The structural similarity (SSIM) index is a method for predicting the perceived quality of digital television and cinematic pictures, as well as other kinds of digital images and videos. The first version of the model was developed in the Laboratory for Image and Video Engineering (LIVE) at The University of Texas at Austin and further developed jointly with the Laboratory for Computational Vision (LCV) at New York University.
SSIM is used for measuring the similarity between two images. The SSIM index is a full reference metric; in other words, the measurement or prediction of image quality is based on an initial uncompressed or distortion-free image as reference. SSIM is designed to improve on traditional methods such as peak signal-to-noise ratio (PSNR) and mean squared error (MSE).
The predecessor of SSIM was called Universal Quality Index (UQI), or Wang–Bovik Index, and was developed by Zhou Wang and Al Bovik in 2001. This evolved, through their collaboration with Hamid Sheikh and Eero Simoncelli, into the current version of SSIM, which was published in April 2004 in the IEEE Transactions on Image Processing.. In addition to defining the SSIM quality index, the paper provides a general context for developing and evaluating perceptual quality measures, including connections to human visual neurobiology and perception, and direct validation of the index against human subject ratings.

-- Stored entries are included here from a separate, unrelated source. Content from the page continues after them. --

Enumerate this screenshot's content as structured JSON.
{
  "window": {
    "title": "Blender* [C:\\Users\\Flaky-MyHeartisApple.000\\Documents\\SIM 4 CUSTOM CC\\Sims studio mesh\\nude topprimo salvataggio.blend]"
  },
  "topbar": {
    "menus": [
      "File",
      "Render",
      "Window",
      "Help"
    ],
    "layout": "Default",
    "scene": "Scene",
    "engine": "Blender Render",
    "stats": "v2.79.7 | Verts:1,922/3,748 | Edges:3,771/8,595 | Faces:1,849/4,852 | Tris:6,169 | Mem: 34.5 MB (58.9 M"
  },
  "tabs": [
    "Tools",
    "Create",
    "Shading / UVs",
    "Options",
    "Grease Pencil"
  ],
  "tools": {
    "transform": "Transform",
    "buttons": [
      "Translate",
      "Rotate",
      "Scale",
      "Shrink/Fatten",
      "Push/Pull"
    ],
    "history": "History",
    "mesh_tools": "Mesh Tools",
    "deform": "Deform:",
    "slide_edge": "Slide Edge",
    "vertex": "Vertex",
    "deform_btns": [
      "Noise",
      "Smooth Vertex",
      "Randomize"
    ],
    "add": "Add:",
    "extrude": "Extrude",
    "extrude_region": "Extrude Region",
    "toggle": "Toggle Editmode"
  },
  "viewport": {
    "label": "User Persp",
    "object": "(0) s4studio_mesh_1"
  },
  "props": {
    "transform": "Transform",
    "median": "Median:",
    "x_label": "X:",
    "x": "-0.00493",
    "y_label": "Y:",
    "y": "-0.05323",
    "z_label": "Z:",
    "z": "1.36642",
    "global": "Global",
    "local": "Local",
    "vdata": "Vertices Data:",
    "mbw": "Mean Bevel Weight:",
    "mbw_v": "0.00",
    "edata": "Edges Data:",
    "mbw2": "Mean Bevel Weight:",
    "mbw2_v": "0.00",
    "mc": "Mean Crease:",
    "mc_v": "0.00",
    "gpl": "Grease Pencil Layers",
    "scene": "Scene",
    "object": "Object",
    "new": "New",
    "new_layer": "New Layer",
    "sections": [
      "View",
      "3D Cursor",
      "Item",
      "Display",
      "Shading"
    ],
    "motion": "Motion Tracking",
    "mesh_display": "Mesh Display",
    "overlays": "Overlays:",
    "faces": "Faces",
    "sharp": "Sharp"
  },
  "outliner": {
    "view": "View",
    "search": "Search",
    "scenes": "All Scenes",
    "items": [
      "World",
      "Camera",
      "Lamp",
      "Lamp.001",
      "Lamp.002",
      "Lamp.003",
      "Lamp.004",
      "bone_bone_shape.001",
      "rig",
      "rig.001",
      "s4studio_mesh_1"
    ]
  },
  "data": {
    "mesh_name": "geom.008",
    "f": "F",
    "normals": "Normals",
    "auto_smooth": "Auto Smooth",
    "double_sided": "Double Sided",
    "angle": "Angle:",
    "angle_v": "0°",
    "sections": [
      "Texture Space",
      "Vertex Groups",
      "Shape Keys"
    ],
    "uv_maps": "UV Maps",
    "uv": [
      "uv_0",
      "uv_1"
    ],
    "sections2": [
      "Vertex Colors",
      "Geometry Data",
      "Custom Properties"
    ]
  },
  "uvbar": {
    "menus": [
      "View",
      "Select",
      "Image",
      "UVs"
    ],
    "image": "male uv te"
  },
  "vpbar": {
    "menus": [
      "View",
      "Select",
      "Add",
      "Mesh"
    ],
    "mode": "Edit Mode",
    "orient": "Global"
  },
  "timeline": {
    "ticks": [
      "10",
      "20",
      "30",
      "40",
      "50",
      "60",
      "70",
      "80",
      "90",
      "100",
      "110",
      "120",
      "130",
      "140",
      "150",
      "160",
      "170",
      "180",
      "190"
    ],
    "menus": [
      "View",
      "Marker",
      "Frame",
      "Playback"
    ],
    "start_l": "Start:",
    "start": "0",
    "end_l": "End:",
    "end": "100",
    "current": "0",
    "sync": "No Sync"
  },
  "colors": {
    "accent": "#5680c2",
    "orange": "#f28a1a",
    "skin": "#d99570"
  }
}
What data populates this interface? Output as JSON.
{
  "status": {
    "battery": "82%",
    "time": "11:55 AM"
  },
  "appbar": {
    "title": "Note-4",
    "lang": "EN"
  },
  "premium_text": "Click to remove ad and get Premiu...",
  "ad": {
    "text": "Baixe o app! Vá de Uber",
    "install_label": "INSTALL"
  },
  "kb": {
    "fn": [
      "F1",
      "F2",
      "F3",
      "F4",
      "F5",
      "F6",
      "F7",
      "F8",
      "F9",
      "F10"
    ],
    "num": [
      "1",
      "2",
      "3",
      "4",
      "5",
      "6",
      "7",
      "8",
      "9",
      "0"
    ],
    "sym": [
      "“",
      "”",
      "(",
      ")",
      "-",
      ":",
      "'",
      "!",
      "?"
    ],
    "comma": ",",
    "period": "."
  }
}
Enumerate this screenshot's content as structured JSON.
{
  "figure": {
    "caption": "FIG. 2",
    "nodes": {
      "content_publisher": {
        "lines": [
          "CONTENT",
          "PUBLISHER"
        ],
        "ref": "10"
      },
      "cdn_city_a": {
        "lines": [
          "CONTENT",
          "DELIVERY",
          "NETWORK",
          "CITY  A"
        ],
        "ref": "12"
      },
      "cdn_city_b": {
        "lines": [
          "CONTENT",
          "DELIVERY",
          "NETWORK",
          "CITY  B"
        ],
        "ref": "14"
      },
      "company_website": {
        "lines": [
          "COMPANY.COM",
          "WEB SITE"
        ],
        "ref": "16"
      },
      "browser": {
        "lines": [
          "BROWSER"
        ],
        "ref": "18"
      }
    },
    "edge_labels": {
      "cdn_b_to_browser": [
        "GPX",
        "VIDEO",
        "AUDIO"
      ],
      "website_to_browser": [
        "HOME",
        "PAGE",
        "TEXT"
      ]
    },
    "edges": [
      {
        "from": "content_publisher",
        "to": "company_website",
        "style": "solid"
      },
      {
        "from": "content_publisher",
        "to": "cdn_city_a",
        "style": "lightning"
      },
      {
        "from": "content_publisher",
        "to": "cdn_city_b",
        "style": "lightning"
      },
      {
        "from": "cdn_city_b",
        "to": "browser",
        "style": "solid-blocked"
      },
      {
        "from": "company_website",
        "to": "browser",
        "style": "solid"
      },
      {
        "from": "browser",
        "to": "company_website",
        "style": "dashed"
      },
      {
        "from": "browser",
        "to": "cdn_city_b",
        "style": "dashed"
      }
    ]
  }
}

SSIM was rapidly adopted by the image processing community, in part because the March 2000 FRTV Phase I report by the Video Quality Experts Group had concluded that nine previously proposed models for perceptual quality were ineffective. The 2004 SSIM paper has been cited more than 15,000 times according to Google Scholar, making it one of the highest cited papers in the image processing and video engineering fields. It was accorded the IEEE Signal Processing Society Best Paper Award for 2009. It also received the IEEE Signal Processing Society Sustained Impact Award for 2017, indicative of a paper having an unusually high impact for at least 10 years following its publication. The inventors of SSIM were each accorded an individual Primetime Engineering Emmy Award by the Television Academy in 2015.
The difference with respect to other techniques mentioned previously such as MSE or PSNR is that these approaches estimate absolute errors; on the other hand, SSIM is a perception-based model that considers image degradation as perceived change in structural information, while also incorporating important perceptual phenomena, including both luminance masking and contrast masking terms. Structural information is the idea that the pixels have strong inter-dependencies especially when they are spatially close. These dependencies carry important information about the structure of the objects in the visual scene. Luminance masking is a phenomenon whereby image distortions (in this context) tend to be less visible in bright regions, while contrast masking is a phenomenon whereby distortions become less visible where there is significant activity or "texture" in the image.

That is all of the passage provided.